How long to keep bank statements after death? ›

How Long Should You Keep Bank Statements After the Death of a Loved One? After the passing of a loved one, we generally recommend keeping their bank statements for at least three to seven years. Retaining financial records for an extended amount of time is important.

What records must be kept forever? ›

Records such as birth and death certificates, marriage licenses, divorce decrees, Social Security cards, and military discharge papers should be kept indefinitely.

What paperwork needs to be done after a death? ›

Generally, you will need one certified copy of the death certificate for each major asset, such as cars, land, or bank accounts, for which you will need to transfer ownership. You may also need a certified copy for items such as life insurance policies, veterans' survivor benefits, and annuities.

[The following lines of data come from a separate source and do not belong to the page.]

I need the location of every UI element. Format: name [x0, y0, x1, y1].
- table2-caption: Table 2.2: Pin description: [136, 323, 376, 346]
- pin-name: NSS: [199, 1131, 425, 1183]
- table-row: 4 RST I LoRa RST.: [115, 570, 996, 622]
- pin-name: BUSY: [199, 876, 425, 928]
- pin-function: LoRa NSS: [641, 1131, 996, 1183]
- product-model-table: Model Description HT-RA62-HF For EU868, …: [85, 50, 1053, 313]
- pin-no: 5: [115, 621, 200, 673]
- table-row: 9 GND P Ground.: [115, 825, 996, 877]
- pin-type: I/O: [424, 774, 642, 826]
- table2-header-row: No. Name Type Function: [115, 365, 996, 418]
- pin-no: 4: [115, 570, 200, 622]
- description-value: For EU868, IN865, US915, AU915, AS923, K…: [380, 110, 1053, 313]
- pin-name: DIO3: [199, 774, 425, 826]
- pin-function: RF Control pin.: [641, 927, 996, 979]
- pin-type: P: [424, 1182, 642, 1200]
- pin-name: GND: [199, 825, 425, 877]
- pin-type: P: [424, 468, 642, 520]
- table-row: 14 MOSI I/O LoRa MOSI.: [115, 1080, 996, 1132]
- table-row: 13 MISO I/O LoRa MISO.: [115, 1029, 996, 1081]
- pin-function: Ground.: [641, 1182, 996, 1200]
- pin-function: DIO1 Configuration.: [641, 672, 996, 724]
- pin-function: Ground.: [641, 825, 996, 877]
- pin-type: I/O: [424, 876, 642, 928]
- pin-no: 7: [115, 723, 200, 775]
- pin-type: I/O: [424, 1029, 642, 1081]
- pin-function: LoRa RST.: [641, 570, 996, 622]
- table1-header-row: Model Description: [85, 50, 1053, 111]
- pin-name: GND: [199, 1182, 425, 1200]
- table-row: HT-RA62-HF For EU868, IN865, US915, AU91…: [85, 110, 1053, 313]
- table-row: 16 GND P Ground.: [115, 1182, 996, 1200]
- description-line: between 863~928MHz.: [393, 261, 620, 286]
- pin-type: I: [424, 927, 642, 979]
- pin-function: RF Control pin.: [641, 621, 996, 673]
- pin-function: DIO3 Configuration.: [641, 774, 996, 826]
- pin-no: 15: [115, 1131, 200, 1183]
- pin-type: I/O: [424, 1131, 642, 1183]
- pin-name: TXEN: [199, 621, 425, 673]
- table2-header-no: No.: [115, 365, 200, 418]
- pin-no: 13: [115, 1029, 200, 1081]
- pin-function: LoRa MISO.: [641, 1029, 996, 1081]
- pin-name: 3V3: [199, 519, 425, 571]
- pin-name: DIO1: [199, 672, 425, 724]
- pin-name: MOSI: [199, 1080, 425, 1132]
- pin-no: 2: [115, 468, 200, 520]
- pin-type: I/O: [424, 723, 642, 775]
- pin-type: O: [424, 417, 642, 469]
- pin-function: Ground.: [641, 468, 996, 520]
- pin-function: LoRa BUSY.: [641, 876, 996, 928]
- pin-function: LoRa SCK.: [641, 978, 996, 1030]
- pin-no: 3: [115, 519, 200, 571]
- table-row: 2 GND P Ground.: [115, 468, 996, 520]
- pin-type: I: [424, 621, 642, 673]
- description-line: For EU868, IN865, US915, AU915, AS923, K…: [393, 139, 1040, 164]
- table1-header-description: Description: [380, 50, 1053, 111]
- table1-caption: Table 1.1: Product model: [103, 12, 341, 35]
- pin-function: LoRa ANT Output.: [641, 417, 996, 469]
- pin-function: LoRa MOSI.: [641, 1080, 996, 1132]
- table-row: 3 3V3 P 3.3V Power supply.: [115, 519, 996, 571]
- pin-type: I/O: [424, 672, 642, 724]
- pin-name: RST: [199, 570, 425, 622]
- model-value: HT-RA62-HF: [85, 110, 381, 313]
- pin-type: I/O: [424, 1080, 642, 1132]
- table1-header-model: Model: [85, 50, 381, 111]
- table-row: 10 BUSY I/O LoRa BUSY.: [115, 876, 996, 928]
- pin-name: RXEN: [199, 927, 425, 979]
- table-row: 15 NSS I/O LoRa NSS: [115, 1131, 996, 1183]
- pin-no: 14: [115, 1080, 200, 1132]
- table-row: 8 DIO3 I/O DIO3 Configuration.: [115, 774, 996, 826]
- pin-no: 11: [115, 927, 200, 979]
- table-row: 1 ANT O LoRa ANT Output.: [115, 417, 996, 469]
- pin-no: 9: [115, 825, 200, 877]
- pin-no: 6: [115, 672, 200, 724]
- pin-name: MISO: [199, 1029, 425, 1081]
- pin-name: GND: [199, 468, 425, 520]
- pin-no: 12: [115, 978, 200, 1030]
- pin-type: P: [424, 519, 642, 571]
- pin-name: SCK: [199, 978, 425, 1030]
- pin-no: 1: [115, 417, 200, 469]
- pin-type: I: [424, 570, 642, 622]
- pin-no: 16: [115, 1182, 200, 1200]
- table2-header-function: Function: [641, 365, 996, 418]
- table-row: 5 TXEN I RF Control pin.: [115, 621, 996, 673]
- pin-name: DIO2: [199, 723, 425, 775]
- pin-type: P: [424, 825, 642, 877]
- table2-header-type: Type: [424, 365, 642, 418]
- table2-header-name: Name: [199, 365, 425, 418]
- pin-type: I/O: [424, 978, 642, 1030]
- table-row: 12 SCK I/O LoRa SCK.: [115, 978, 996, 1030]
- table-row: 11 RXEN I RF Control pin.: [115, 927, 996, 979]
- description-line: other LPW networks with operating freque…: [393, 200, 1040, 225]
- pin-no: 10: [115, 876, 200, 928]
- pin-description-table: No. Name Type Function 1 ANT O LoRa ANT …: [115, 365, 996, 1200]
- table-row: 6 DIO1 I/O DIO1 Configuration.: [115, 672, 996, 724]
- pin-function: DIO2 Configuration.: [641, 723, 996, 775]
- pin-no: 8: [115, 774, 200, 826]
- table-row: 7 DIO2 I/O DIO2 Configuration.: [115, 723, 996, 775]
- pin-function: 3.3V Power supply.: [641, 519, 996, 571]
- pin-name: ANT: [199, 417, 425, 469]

How long should you keep bank statements and canceled checks? ›

With tax considerations in mind, here are suggestions that may make sense for many people. Credit card and bank account statements: Save those with no tax return usefulness for about a year, but those with tax significance should be saved for seven years.

Can you get bank statements for a deceased person? ›

Once you have found out what bank accounts were held by the deceased and have notified the relevant banks of the death, you should be able to request copies of bank statements. This could be helpful in piecing together what assets were held by the deceased.

What happens if you don't close a deceased person's bank account? ›

Most joint bank accounts include automatic rights of survivorship, which means that after one account signer dies, the remaining signer (or signers) retain ownership of the money in the account. The surviving primary account owner can continue using the account, and the money in it, without any interruptions.